A PAVILION features in £3.5m plans to restore Grosvenor Park in Chester to its original landscape.
The proposed demolition of the toilet block and relocation of play facilities would create space for the pavilion designed in the spirit of Cheshire architect John Douglas, who conceived the Park Lodge.
The building would provide a much requested shelter and a facility for arts and crafts demonstrations, temporary art exhibitions plus horticultural and heritage skills training as delivered by Reaseheath College and BTCV.
The proposals are part of a planning application by Cheshire West and Council after the park made it through the first stage of bidding for Heritage Lottery Fund (HLF) cash.
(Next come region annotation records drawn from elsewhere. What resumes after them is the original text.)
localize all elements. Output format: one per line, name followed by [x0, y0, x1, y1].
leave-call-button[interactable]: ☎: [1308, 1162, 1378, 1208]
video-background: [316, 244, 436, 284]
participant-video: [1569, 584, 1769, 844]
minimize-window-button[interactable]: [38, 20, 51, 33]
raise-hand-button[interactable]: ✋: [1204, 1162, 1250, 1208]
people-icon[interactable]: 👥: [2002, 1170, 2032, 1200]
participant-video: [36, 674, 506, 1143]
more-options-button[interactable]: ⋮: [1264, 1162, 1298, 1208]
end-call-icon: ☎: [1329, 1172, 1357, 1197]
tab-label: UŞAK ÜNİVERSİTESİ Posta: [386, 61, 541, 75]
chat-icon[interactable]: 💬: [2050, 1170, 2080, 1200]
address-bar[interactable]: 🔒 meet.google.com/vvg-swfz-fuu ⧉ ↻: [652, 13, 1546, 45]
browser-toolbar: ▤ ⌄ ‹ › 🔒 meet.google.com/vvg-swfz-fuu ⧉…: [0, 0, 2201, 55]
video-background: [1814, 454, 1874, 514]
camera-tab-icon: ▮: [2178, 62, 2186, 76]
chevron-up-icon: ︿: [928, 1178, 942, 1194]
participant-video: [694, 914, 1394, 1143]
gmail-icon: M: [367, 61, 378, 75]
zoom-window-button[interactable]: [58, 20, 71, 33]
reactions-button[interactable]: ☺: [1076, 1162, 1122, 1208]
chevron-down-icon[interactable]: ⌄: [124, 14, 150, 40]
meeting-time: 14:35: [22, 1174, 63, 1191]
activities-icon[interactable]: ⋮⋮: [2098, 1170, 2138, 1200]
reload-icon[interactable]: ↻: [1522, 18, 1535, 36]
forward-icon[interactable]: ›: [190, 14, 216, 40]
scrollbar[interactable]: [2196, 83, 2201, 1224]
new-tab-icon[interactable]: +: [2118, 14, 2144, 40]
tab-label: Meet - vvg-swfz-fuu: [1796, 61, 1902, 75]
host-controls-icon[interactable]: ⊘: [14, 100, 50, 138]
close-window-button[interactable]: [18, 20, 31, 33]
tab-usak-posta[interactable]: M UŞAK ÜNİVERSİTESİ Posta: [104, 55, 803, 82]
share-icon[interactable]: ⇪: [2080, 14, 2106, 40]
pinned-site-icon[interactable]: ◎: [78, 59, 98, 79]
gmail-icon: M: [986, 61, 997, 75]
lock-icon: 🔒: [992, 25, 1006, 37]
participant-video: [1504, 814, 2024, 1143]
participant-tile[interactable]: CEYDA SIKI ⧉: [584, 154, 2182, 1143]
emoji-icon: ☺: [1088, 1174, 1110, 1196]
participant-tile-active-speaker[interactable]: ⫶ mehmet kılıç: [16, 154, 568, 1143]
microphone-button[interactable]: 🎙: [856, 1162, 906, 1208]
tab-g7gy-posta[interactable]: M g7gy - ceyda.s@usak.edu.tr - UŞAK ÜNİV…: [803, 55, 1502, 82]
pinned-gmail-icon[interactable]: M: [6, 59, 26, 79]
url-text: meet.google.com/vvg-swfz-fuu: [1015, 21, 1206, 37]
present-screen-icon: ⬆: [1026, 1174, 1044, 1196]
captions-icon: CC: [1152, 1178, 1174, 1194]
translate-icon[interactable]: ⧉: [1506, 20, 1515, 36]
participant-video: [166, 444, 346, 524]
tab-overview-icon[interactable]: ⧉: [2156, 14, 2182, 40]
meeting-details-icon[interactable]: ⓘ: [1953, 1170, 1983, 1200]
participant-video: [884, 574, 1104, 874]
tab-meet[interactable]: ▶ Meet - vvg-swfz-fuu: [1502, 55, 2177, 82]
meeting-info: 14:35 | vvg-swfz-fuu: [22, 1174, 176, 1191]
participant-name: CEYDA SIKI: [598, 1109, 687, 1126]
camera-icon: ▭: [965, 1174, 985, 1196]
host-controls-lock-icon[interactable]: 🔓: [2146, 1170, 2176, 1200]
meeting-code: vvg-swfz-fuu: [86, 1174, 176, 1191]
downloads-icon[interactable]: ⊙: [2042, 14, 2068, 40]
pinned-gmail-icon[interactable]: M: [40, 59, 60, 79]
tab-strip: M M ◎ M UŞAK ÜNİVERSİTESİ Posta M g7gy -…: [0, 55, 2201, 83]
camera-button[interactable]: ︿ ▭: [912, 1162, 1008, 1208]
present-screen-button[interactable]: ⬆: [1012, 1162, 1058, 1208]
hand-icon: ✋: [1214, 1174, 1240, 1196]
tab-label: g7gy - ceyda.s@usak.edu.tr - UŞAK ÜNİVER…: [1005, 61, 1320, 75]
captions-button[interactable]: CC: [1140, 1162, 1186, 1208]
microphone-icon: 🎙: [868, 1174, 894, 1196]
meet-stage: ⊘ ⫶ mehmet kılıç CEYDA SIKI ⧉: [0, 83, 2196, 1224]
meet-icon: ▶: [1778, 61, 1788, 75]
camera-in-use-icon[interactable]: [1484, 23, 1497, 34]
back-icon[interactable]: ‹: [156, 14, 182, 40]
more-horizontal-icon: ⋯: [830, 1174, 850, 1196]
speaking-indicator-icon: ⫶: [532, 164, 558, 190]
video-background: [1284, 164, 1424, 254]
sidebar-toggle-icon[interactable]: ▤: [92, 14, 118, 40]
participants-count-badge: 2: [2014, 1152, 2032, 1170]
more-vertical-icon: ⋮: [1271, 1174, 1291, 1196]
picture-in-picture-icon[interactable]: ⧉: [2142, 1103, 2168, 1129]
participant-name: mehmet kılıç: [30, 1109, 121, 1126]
The authority was awarded £94,300 HLF funding to progress the scheme and will now make a bid for £2.26m from the HLF. If successful the council would be responsible for raising the remainder.
Another element of the proposed works involves the refurbishment and sensitive extension of the Grade II listed Park Lodge, which would include a cafe with a kiosk.
The overall scheme seeks to restore the nationally significant park, which opened in 1867, by repairing its declining fabric, including the footpaths.
Listed features within the park, such as St Michael’s Church Arch, St Mary’s Nunnery Arch, Jacob’s Well Drinking Fountain, the canopy of Billy Hobby’s well and the park’s boundary wall and gates would be repaired in a sensitive manner.
The park was a gift to the city from Richard Grosvenor, the Second Marquis of Westminster. The original landscape was designed by Edward Kemp.